La ricerca vera e proprio inizia un po’ più tardi, nel ’73. Lo scopo della mia vita. Voglio dirti, a questo proposito, che i rischi sono stati moltissimi. Ti avvicini, all’inizio, ad un mondo e ad una cultura che non sono tuoi e puoi fare dei danni incredibili senza neanche avvedertene. Accosti persone anziane. Se non sai registrare, se non sai scavare e interrogare, puoi non trovar niente. Puoi offendere, sbagliare, violare intimità. Sono stato fortunato perché ho trovato il mio primo informatore indimenticabile ed indimenticato come il primo amore: Pietro Bolletta, anziano, piccolo, abitava nelle campagne di Monsano (i figli lavoravano fuori), solo in quella vecchia casa, in quella cucina.
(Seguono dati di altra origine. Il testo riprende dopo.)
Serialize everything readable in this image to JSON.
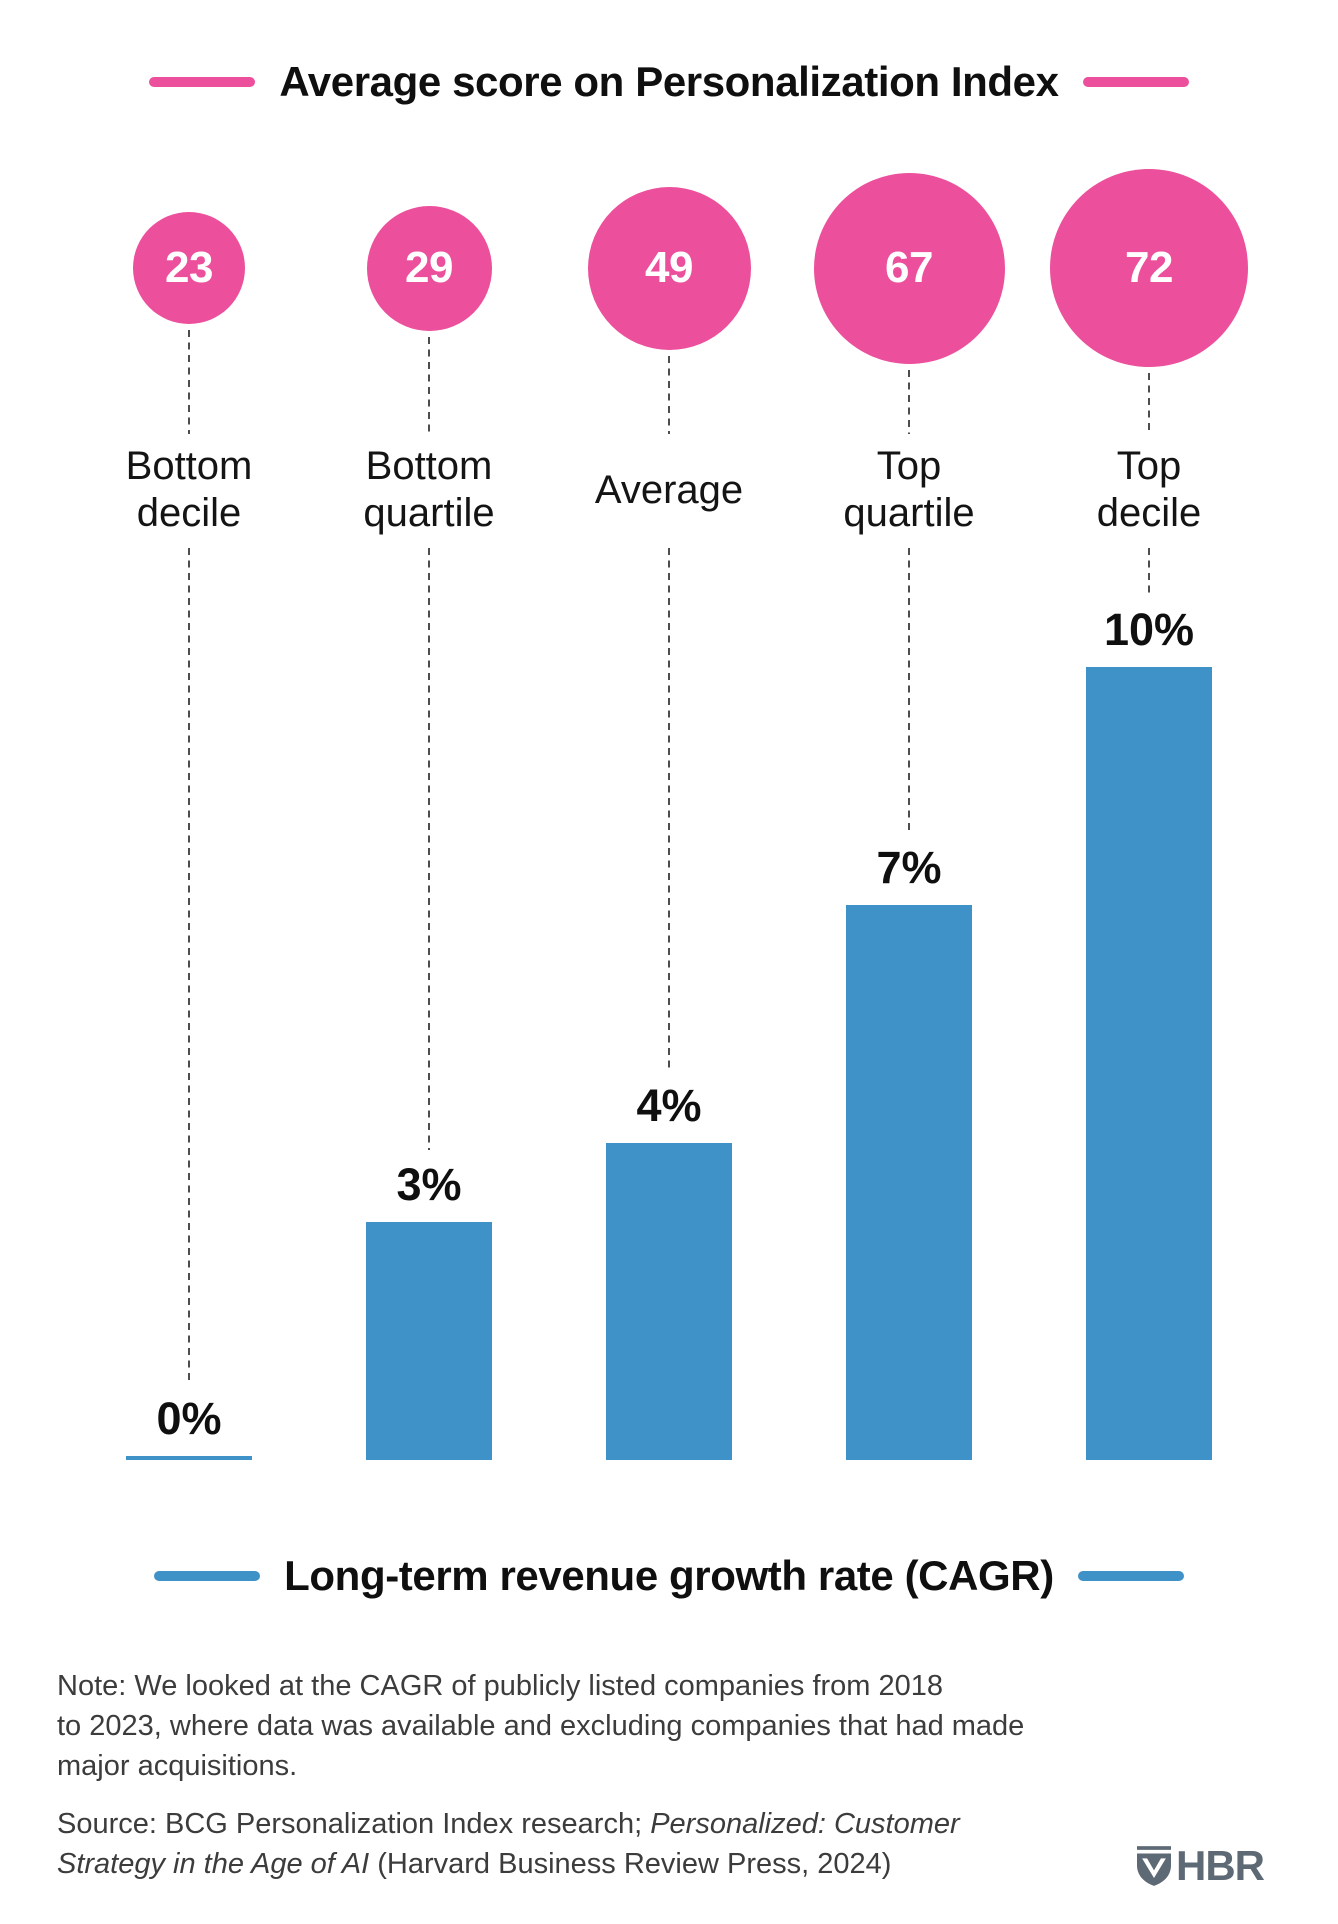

Il primo giorno con lui ho registrato per la bellezza di tre ore. Non finiva mai. Era in fiume in piena. Sono tornato, ritornato, è stato un continuo di visite ed incontri. E’ lui il mio maestro. Aveva capito il lavoro che facevo. Gli portavo le cose trascritte e me le correggeva. Quando partivo, si ricordava delle cose che faceva annotare dal nipote sulle scatole delle medicine perché non sapeva scrivere e quando ritornavo, facendosi leggere quei versi rammentati, ricordava tutto il brano oralmente. E’ stato come portare alla luce un mondo sommerso, anni sepolti che riemergevano dalla memoria anche e soprattutto sua che si riappropriava di un passato giovane e me lo metteva a disposizione. Trovava in me un ascoltatore che lo stimolava e dal quale si sentiva riconosciuto. Per me è stata una guida fondamentale. Non sapevo dove, come e soprattutto cosa cercare. Gli anni erano quelli della canzone di protesta, dei figli dei fiori. Inizio a catalogare, passando da un informatore all’altro sulla scorta dei segnali che Pietro mi aveva indicato. Ognuno aggiungeva un tratto di strada. L’aprirsi di quegli universi ignoti e stata la meraviglia e la ragione della mia esistenza.

Perché il nome “La Macina”?

Appoggiata ad un muro di una casa all’inizio del paese c’era un’enorme macina di mulino che ora non esiste più. Aveva, ingenuamente, anche una valenza metaforica: la pietra che stritola i vecchi pregiudizi, le mode andate, le false coscienze. Ci aiutò un prete giovane, don Giuliano, zio di uno dei componenti del gruppo, Marco Gigli. In lui avemmo un sostegno e uno stimolo. In una vecchia cantina della parrocchia demmo vita ad un centro. Pensa, il primo anno presentammo le canzoni di Luigi Tenco dopo la sua morte. Poi quelle di Fabrizio De André. Immagina tutto questo in un borgo di provincia come Monsano, in quegli anni. Fu una grossa scossa. Eravamo incosciamente di sinistra. I democristiani di allora ci osservavano come un fastidio e ci osteggiavano, i comunisti nemmeno ci ascoltavano. Successivamente, la cosa assunse un diverso livello poltico, inevitabilmente legato ai testi e ai temi della canzone popolare che, per sua natura e necessità, non può che rivolgersi alla storia ferita degli uomini, al loro dolore e ai loro sentimenti, a tutti coloro che non sono ascoltati.